The controversy over Connecticut Attorney General Richard Blumenthal’s claim of service in the Vietnam War continues. After the New York Times was accused of leaving out exculpatory statements made by Blumenthal on one such occasion, the newspaper insists that the earlier comment does not alter the misleading representations, here. Moreover, newly disclosed statements like “I wore the uniform in Vietnam and many came back to all kinds of disrespect” undermine his defense. Below is my column today on the New York Times blog discussing the scandal.
Connecticut Attorney General Richard Blumenthal’s reported exaggeration of his military record is a shock to many supporters. But the irresistible temptation to invent or exaggerate military service is common to politicians and non-politicians alike.

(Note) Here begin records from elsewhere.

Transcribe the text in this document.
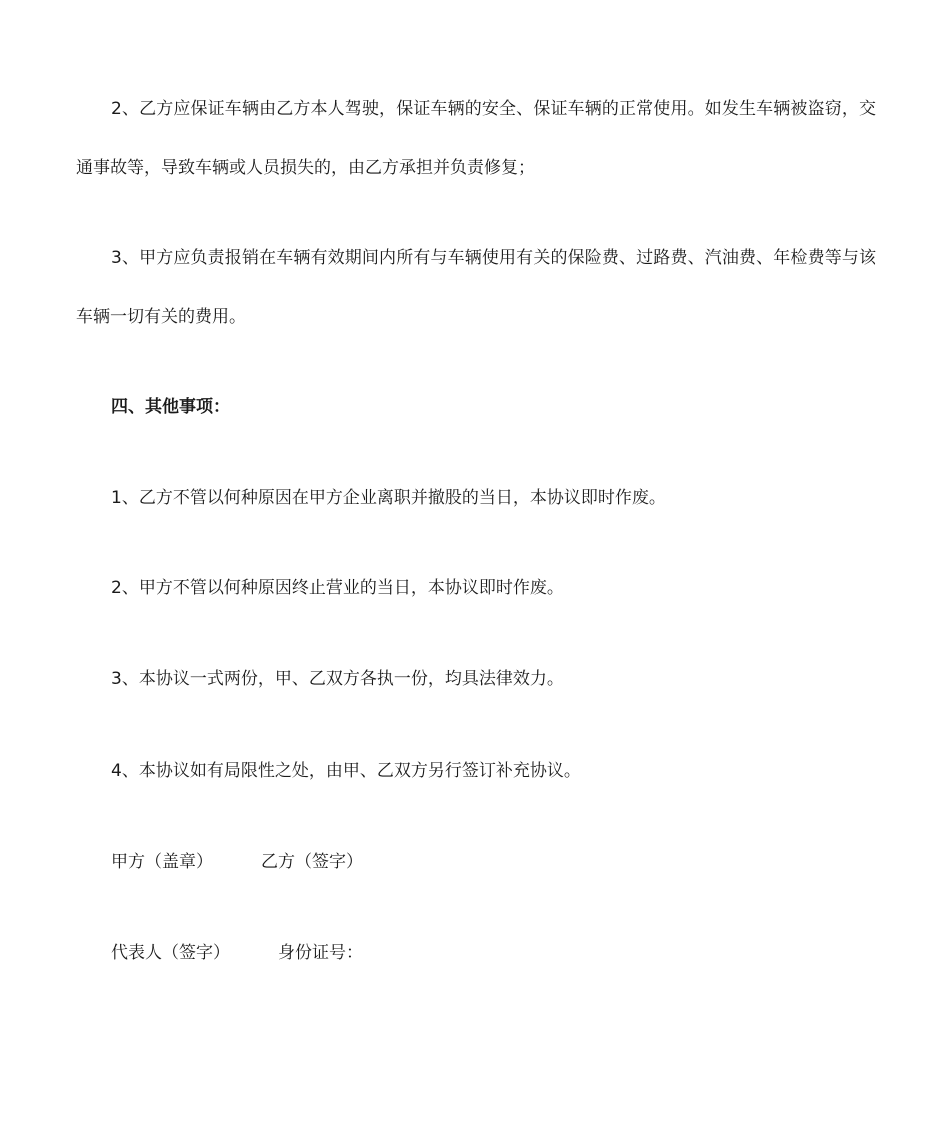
2、乙方应保证车辆由乙方本人驾驶，保证车辆的安全、保证车辆的正常使用。如发生车辆被盗窃，交通事故等，导致车辆或人员损失的，由乙方承担并负责修复；
3、甲方应负责报销在车辆有效期间内所有与车辆使用有关的保险费、过路费、汽油费、年检费等与该车辆一切有关的费用。
四、其他事项：
1、乙方不管以何种原因在甲方企业离职并撤股的当日，本协议即时作废。
2、甲方不管以何种原因终止营业的当日，本协议即时作废。
3、本协议一式两份，甲、乙双方各执一份，均具法律效力。
4、本协议如有局限性之处，由甲、乙双方另行签订补充协议。
甲方（盖章）	乙方（签字）
代表人（签字）	身份证号：
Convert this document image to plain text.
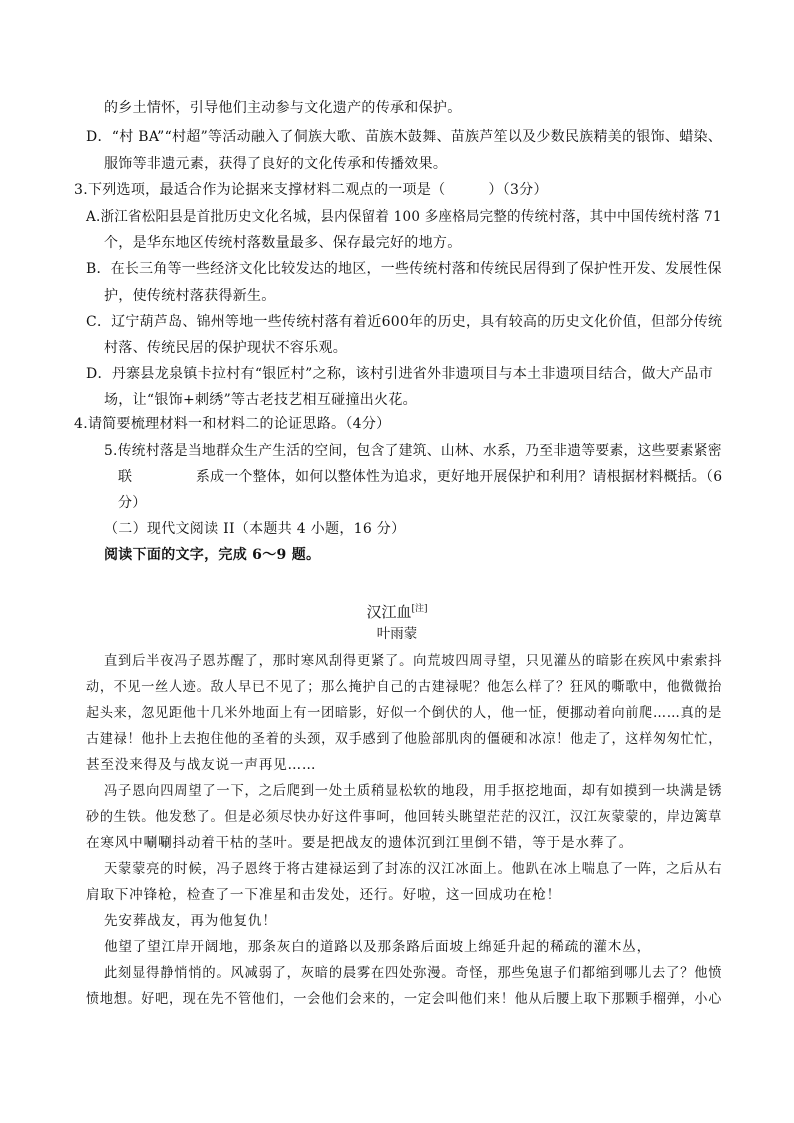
的乡土情怀，引导他们主动参与文化遗产的传承和保护。
D．“村 BA”“村超”等活动融入了侗族大歌、苗族木鼓舞、苗族芦笙以及少数民族精美的银饰、蜡染、
服饰等非遗元素，获得了良好的文化传承和传播效果。
3.下列选项，最适合作为论据来支撑材料二观点的一项是（　　　）（3分）
A.浙江省松阳县是首批历史文化名城，县内保留着 100 多座格局完整的传统村落，其中中国传统村落 71
个，是华东地区传统村落数量最多、保存最完好的地方。
B．在长三角等一些经济文化比较发达的地区，一些传统村落和传统民居得到了保护性开发、发展性保
护，使传统村落获得新生。
C．辽宁葫芦岛、锦州等地一些传统村落有着近600年的历史，具有较高的历史文化价值，但部分传统
村落、传统民居的保护现状不容乐观。
D．丹寨县龙泉镇卡拉村有“银匠村”之称，该村引进省外非遗项目与本土非遗项目结合，做大产品市
场，让“银饰+刺绣”等古老技艺相互碰撞出火花。
4.请简要梳理材料一和材料二的论证思路。（4分）
5.传统村落是当地群众生产生活的空间，包含了建筑、山林、水系，乃至非遗等要素，这些要素紧密
联	系成一个整体，如何以整体性为追求，更好地开展保护和利用？请根据材料概括。（6
分）
（二）现代文阅读 II（本题共 4 小题，16 分）
阅读下面的文字，完成 6～9 题。
汉江血[注]
叶雨蒙
直到后半夜冯子恩苏醒了，那时寒风刮得更紧了。向荒坡四周寻望，只见灌丛的暗影在疾风中索索抖
动，不见一丝人迹。敌人早已不见了；那么掩护自己的古建禄呢？他怎么样了？狂风的嘶歌中，他微微抬
起头来，忽见距他十几米外地面上有一团暗影，好似一个倒伏的人，他一怔，便挪动着向前爬……真的是
古建禄！他扑上去抱住他的圣着的头颈，双手感到了他脸部肌肉的僵硬和冰凉！他走了，这样匆匆忙忙，
甚至没来得及与战友说一声再见……
冯子恩向四周望了一下，之后爬到一处土质稍显松软的地段，用手抠挖地面，却有如摸到一块满是锈
砂的生铁。他发愁了。但是必须尽快办好这件事呵，他回转头眺望茫茫的汉江，汉江灰蒙蒙的，岸边篱草
在寒风中唰唰抖动着干枯的茎叶。要是把战友的遗体沉到江里倒不错，等于是水葬了。
天蒙蒙亮的时候，冯子恩终于将古建禄运到了封冻的汉江冰面上。他趴在冰上喘息了一阵，之后从右
肩取下冲锋枪，检查了一下准星和击发处，还行。好啦，这一回成功在枪！
先安葬战友，再为他复仇！
他望了望江岸开阔地，那条灰白的道路以及那条路后面坡上绵延升起的稀疏的灌木丛，
此刻显得静悄悄的。风减弱了，灰暗的晨雾在四处弥漫。奇怪，那些兔崽子们都缩到哪儿去了？他愤
愤地想。好吧，现在先不管他们，一会他们会来的，一定会叫他们来！他从后腰上取下那颗手榴弹，小心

Whether it is a pick-up line in a bar or a boast on Memorial Day, people often learn that a little fib of military service can go along way in achieving certain advantages. It is a way of instantly giving yourself a better image — perhaps becoming the person you wish you were.
For the state’s top lawyer (and a senatorial candidate), such claims are particularly problematic. Blumenthal’s office routinely prosecutes fraud and false statements in various contexts. Moreover, federal law makes certain false military claims a criminal matter. (Under the Stolen Valor Act of 2005, a person claiming specific military decorations or medals could be sentenced to a year in jail).
What is fascinating is that Blumenthal was already considered one of the nation’s leading politicians and lawyers. He is not some Walter Mitty who desperately wants to reinvent himself like Steven Burton, 39, of Palm Springs, who appeared at his high school reunion in a Marine Corps uniform supporting about a pound of medals.
Burton was just some schmo who worked in a bank and decided to remake himself into a decorated officer. Blumenthal is the guy that many people want to pretend to be: a Harvard-educated lawyer with a record of fighting for the public interest. Yet, even he wanted a degree of personal enhancement or reinvention.
In that sense he is similar to other leading citizens like Illinois Circuit Judge Michael F. O’Brien who claimed not one but two Congressional Medals of Honor. Likewise, there was Admiral Jeremy Michael Boorda, the 25th Chief of Naval Operations, who was a legend in the service as the only C.N.O. to have reached that position from the enlisted ranks. He committed suicide after being accused of wearing unearned “Combat Vs” on his Navy Commendation Medal and Navy Achievement Medal indicating valor in combat.
For politicians, the desire to claim military distinctions is sometimes irresistible. Politicians thrive on symbols and rhetoric that create bonds with the public. Military service is perhaps the strongest such self-authenticating qualification. It recasts a politician in a new light — not some self-serving egomaniac but a selfless public servant. Blumenthal’s comments about the trauma of returning home to a hostile nation would resonate with anyone and elicit universal affection.
Of course, the terrible irony is that reinventing oneself in this way can wipe away years of well-deserved respect and trust. In the eyes of many, Blumenthal has joined the ranks of the “semper frauds.” While he told crowds that he still remembered “the taunts, the insults, sometimes even physical abuse” following Vietnam, he is now experiencing that very reaction from citizens.